Tuesday, January 10, 2017

The best joke I can come up with for this involves sliced ham so I just decided to skip this one.

                Today in Human Geography we continued our microloans PowerPoint. The next slide we went over was about who receives Kiva loans, and as stated before it’s for anyone who wants to start or kickstart a business. This could range from my main man Maurice’s fruit juice expansion loan to someone overseas who wants to improve their crop growth to someone who wants to make the almost nonexistent schools in their area better (or make one, for that matter). The next slide was about problems with microloans.

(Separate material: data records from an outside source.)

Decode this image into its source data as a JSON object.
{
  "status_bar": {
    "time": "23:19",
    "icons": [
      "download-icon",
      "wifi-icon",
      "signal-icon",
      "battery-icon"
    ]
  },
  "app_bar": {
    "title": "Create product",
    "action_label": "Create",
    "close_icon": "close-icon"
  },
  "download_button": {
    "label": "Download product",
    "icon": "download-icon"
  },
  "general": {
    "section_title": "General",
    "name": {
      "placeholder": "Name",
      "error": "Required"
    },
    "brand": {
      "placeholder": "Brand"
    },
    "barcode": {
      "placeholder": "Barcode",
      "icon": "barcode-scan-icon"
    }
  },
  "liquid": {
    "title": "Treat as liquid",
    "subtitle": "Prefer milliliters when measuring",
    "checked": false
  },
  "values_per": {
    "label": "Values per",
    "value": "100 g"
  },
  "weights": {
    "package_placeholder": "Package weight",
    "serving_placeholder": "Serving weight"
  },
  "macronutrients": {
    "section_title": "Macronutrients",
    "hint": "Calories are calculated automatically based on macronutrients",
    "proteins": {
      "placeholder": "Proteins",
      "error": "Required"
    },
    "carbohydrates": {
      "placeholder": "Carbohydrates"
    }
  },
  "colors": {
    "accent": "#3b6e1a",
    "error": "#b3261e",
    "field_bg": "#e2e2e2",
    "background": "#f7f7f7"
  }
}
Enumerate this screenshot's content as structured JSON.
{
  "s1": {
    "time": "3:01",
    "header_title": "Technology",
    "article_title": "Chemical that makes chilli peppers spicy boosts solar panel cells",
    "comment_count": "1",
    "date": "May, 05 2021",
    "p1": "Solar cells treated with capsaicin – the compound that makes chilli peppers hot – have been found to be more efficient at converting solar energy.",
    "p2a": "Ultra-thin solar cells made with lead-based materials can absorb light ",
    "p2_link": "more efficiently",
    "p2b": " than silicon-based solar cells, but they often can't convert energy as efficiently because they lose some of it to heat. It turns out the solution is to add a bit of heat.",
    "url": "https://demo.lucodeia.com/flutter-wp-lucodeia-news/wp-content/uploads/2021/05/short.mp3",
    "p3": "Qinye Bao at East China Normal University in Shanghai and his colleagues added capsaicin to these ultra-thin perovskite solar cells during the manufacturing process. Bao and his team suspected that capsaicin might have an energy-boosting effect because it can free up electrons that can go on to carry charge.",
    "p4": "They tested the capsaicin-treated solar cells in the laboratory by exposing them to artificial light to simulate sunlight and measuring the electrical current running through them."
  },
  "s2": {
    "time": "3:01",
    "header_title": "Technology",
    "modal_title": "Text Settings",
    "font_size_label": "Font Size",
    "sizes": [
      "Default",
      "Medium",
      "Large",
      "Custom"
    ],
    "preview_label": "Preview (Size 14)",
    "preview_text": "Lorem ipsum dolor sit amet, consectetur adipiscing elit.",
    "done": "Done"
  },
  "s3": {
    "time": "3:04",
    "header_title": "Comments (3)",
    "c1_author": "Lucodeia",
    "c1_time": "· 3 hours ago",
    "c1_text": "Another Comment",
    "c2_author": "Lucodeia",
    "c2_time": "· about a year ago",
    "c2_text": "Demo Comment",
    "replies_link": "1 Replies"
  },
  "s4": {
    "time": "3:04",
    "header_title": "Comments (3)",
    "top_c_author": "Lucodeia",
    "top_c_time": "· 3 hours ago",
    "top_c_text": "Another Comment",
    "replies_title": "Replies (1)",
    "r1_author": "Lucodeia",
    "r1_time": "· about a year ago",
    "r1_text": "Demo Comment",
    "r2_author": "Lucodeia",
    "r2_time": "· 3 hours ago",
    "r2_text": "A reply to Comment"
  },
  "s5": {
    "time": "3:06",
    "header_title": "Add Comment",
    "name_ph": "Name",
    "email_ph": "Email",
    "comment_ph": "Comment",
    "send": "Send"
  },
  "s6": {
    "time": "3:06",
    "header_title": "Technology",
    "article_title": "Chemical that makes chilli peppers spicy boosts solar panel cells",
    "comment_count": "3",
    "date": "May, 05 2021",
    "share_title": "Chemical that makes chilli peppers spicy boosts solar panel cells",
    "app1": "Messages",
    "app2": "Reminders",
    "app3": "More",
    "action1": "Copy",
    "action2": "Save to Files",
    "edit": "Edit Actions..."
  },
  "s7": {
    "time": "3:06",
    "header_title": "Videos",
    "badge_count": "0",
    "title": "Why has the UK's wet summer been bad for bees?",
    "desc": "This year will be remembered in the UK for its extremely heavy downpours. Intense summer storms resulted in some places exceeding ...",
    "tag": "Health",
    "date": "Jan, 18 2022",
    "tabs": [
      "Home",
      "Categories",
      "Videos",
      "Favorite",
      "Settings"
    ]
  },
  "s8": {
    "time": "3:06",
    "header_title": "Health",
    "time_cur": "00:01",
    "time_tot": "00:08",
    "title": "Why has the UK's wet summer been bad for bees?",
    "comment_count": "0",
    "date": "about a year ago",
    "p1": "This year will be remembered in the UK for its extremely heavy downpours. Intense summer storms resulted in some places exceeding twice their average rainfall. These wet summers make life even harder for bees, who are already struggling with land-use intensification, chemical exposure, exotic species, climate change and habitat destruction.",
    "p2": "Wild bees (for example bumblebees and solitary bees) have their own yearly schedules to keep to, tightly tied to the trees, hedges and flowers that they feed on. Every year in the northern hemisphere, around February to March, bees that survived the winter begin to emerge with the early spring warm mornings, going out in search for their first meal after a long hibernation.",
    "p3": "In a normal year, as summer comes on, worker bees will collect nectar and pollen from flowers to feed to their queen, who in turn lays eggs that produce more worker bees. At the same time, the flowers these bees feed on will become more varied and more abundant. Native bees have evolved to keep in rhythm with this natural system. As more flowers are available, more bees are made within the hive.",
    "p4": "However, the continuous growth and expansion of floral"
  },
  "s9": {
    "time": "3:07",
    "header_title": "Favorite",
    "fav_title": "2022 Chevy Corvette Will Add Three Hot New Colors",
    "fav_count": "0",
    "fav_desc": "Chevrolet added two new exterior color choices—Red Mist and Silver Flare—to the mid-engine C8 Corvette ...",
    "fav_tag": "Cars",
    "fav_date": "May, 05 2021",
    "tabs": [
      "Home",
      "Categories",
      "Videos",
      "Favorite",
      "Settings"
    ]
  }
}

Providing banking can cost a lot of money, and so can being the company that hands out microloans. Regular bankers might make out one large loan which takes little time to process, while microloaning companies have to process many, many small loans every day, which takes more time and resources, and time is money. Microloans only help solutions, they don’t truly cure them. However, for some poor people who need a lot of money fast but still have sums of money coming in at regular intervals, microloans are great. Loans also come with other benefits such as insurance, legal rep, and with financial planning. Microloans are extremely beneficial to people trying to break the cycle of poverty. Philanthropists play a large part in helping this move along by donating to certain causes so people can do other things with their money. One example is the donation to malaria. Instead of trying to pay medical bills to get a malaria ridden person back to health, Bill Gates put lots of money into getting mosquito nets produced to protect people who live in areas with malaria infected bugs. Bill Gates also donates to stopping malaria through research for a vaccine.